© Stephanie Berger. (Click image for larger version)
Reggie (Regg Roc Gray) and Peter Sellars
FLEXN
New York, Park Avenue Armory
1 April 2015
www.armoryonpark.org
FLEXN at the Armory
There’s no dearth of great dance in New York, but there are shows that for one reason or another resonate in a different way. Usually it has to do with the performers themselves – something about them stirs you; you respond to them as people just as much as you do as dancers. In recent seasons, I’ve felt this about the Brazilian ensemble, Companhia Urbana de Dança, the Tunisian performer Radhouane El Meddeb and the dancers of the Royal Danish Ballet, among others.

© Stephanie Berger. (Click image for larger version)
Last night, it happened again at FLEXN, the collaboration between Peter Sellars and the Flex choreographer/entrepreneur, Reggie (Regg Roc) Gray, at the Park Avenue Armory.
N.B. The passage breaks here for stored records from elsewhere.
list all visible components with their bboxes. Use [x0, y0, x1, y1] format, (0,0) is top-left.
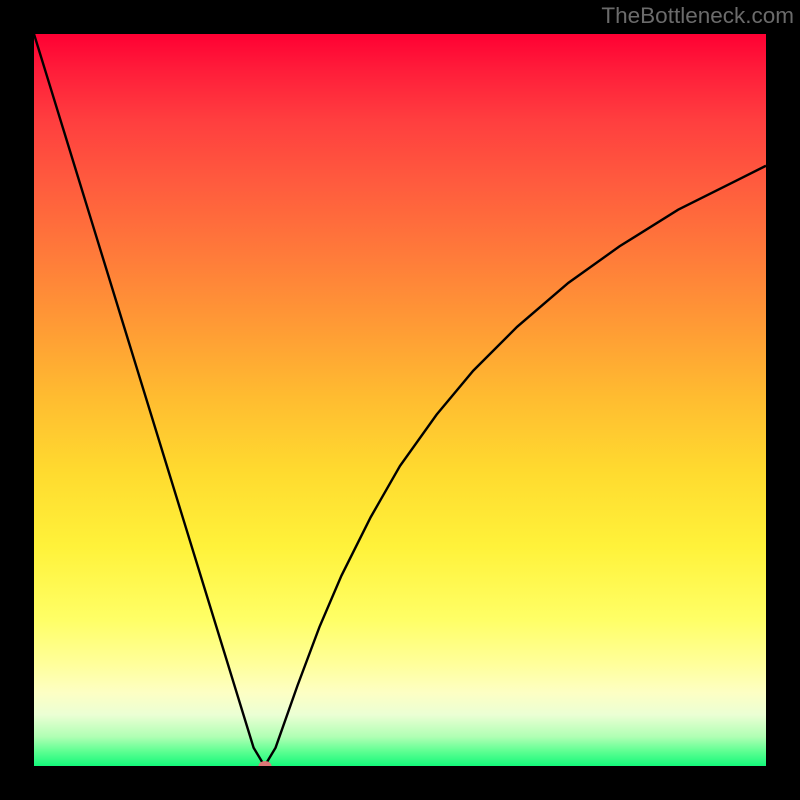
optimal-point-marker: [258, 761, 271, 766]
bottleneck-curve: [34, 34, 766, 766]
watermark-label: TheBottleneck.com: [601, 3, 794, 29]
plot-area: [34, 34, 766, 766]
chart-container: TheBottleneck.com: [0, 0, 800, 800]
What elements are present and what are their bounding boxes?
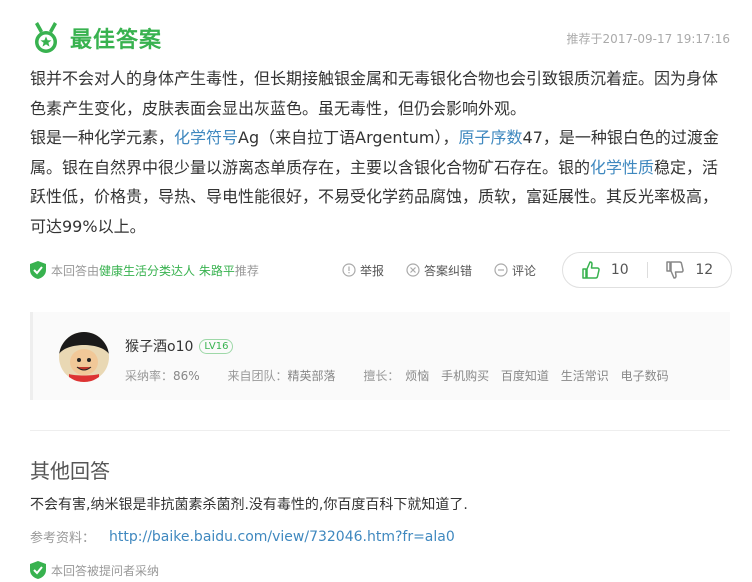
other-answer-text: 不会有害,纳米银是非抗菌素杀菌剂.没有毒性的,你百度百科下就知道了. (30, 497, 468, 513)
answer-meta-row: 本回答由 健康生活分类达人 朱路平 推荐 举报 答案纠错 评论 10 12 (30, 252, 732, 288)
best-answer-body: 银并不会对人的身体产生毒性，但长期接触银金属和无毒银化合物也会引致银质沉着症。因… (30, 64, 730, 241)
link-chemical-symbol[interactable]: 化学符号 (174, 128, 238, 147)
shield-check-icon (30, 261, 46, 279)
answer-paragraph-2: 银是一种化学元素，化学符号Ag（来自拉丁语Argentum），原子序数47，是一… (30, 123, 730, 241)
dislike-button[interactable]: 12 (648, 260, 732, 280)
skill-tag[interactable]: 生活常识 (561, 369, 609, 383)
reference-link[interactable]: http://baike.baidu.com/view/732046.htm?f… (109, 529, 455, 545)
answer-text: Ag（来自拉丁语Argentum）， (238, 128, 459, 147)
correct-label: 答案纠错 (424, 263, 473, 278)
reference-label: 参考资料： (30, 531, 96, 546)
comment-button[interactable]: 评论 (494, 262, 536, 279)
skill-tag[interactable]: 烦恼 (405, 369, 429, 383)
avatar[interactable] (59, 332, 109, 382)
adopt-rate-value: 86% (173, 369, 200, 383)
answer-actions: 举报 答案纠错 评论 (342, 262, 558, 279)
reference-row: 参考资料： http://baike.baidu.com/view/732046… (30, 527, 455, 547)
author-name-row: 猴子酒o10 LV16 (125, 336, 234, 356)
vote-box: 10 12 (562, 252, 732, 288)
link-chemical-properties[interactable]: 化学性质 (590, 158, 654, 177)
recommend-timestamp: 推荐于2017-09-17 19:17:16 (566, 32, 730, 46)
adopt-rate-label: 采纳率： (125, 369, 174, 383)
thumbs-down-icon (666, 261, 685, 279)
author-name-link[interactable]: 猴子酒o10 (125, 336, 193, 356)
correct-answer-button[interactable]: 答案纠错 (406, 262, 472, 279)
adopted-notice: 本回答被提问者采纳 (30, 561, 159, 579)
report-button[interactable]: 举报 (342, 262, 384, 279)
recommended-by-suffix: 推荐 (234, 263, 259, 278)
other-answers-title: 其他回答 (30, 459, 110, 483)
recommended-by-prefix: 本回答由 (51, 263, 100, 278)
skill-tag[interactable]: 手机购买 (441, 369, 489, 383)
comment-label: 评论 (512, 263, 537, 278)
team-link[interactable]: 精英部落 (288, 369, 336, 383)
shield-check-icon (30, 561, 46, 579)
best-answer-header: 最佳答案 (32, 22, 162, 54)
medal-icon (35, 22, 57, 53)
correct-icon (406, 263, 420, 277)
author-card: 猴子酒o10 LV16 采纳率：86% 来自团队：精英部落 擅长： 烦恼 手机购… (30, 312, 730, 400)
adopted-label: 本回答被提问者采纳 (51, 563, 160, 578)
comment-icon (494, 263, 508, 277)
thumbs-up-icon (582, 261, 600, 279)
skills-label: 擅长： (363, 369, 400, 383)
skill-tag[interactable]: 电子数码 (621, 369, 669, 383)
like-button[interactable]: 10 (563, 260, 647, 280)
skill-tag[interactable]: 百度知道 (501, 369, 549, 383)
report-label: 举报 (360, 263, 385, 278)
link-atomic-number[interactable]: 原子序数 (459, 128, 523, 147)
team-label: 来自团队： (227, 369, 288, 383)
answer-paragraph-1: 银并不会对人的身体产生毒性，但长期接触银金属和无毒银化合物也会引致银质沉着症。因… (30, 69, 719, 118)
recommender-link[interactable]: 健康生活分类达人 朱路平 (99, 262, 235, 279)
author-meta: 采纳率：86% 来自团队：精英部落 擅长： 烦恼 手机购买 百度知道 生活常识 … (125, 367, 669, 384)
like-count: 10 (610, 262, 629, 278)
section-divider (30, 430, 730, 431)
answer-text: 银是一种化学元素， (30, 128, 175, 147)
dislike-count: 12 (695, 262, 714, 278)
best-answer-title: 最佳答案 (70, 28, 163, 53)
level-badge: LV16 (199, 338, 234, 354)
report-icon (342, 263, 356, 277)
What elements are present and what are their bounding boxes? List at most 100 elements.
The grandness of the space, this wood-beamed hangar that fills an entire city block, has something to do with it. (It is where the Merce Cunningham Dance Company gave its unforgettable final performances.) One entire wall of the building was filled with a light installation by Ben Zamora; it looked something like a Pac-Man game without the yellow gremlins. In front of that, a huge oblong platform was laid out, running West to East. The audience – about 800 people – sat on risers, facing the platform.
The cast was made up of twenty-two dancers, eighteen men and four women, all specialists in Flex, a kind of urban street dance. Just as Jookin is associated with Memphis, Flex has a place of origin, Brooklyn, where it evolved out of a dance hall style brought over from Jamaica. It’s an improvisatory dance, and therefore hard to pin down; like tango stylists, Flex dancers develop their own personal vocabulary and flourishes. Some common elements emerge, though, including bone-breaking, gliding, hat tricks, and pauzin. (There’s a handy “Flexapedia” in the program.) Bone breaking looks exactly as it sounds and involves eerie contortions that make you twitch and worry about early arthritis. Pauzin is like watching a movie in stop-motion: every movement is broken into jolts of varying length according to the effect desired. Gliding refers to a way of walking that looks as if the person were floating on a cushion of air. Hat tricks, are, well, hat tricks.

© Stephanie Berger. (Click image for larger version)
There were different levels of technical bravura in the group; some dancers, like Sean Douglas, Reggie Gray, and Quamaine Daniels (aka Karnage) made you gasp with their timing and unexpected effects, others were more understated or tended to stick to a restricted vocabulary. But, technique aside, what they all had was a palpable desire to tell stories with their bodies, a kind of bursting creativity that made the stage feel alive at every moment. The dancers were always engaged, even when the focus was mainly on someone else else. Many of the show’s segments were like little short stories – often dealing with violent death – for one or two or three dancers, with the others participating on the sides. Their involvement never looked false, or rote. They were all in it together.

© Stephanie Berger. (Click image for larger version)
Flexn is interesting because it seems to be just as much about narrative as it is about moves. The dancers take the lyrics of rap and hip hop songs and make stories out of them. (At the Armory, the mix was spun live by Epic B.) In “Underrated,” by the hip hop singer Tank, Derick Murreld (aka Slicc) did a dance of disappointment, in which he kept falling, getting up, and falling again. Meanwhile, the words were: “I hate that I’m so underrated; And I’m kinda faded.” It sort of broke your heart. In “Fuck the World,” (a devastating song by Ace Hood), Quamine Daniels (aka Karnage) turned himself into a kind of contorted Picasso painting, exploding with rage. Daniels used his face, and especially his eyes, to enhance the drama. There were lighter moments too, as when two men battled in slow motion, Matrix-style, catching each other’s bullets in mid-air. The long-limbed, impassive Deidra “Dayntee” Braz added a quiet lyricism with her floating walks, as did Sean Douglas, in a slow, angelic dance full of wafting balances performed on a ledge above the stage. Images of flying abounded.
After the stories came a long section of expressive solos. Each member of the ensemble had a moment to do what he or she did best. Then, when Reggie Gray returned, calling out to his dancers on his microphone, they broke into a madcap free-style, bounding around the stage, encouraging each other to ever wilder feats. We were reminded of the basic impulse behind this and every dance: the impulse to move, to be among friends, to have fun. Gray is clearly a friend, a supporter, even a protector, to these young men and women. He wears this mantle with a considerable grace and warmth.

© Stephanie Berger. (Click image for larger version)
This un-scripted moment may have been the high point of the evening. Or maybe the high point was what came next, as the dancers tumbled forward and sat on the edge of the stage, legs dangling down, to exchanging greetings with the audience on their way out. That too was beautiful.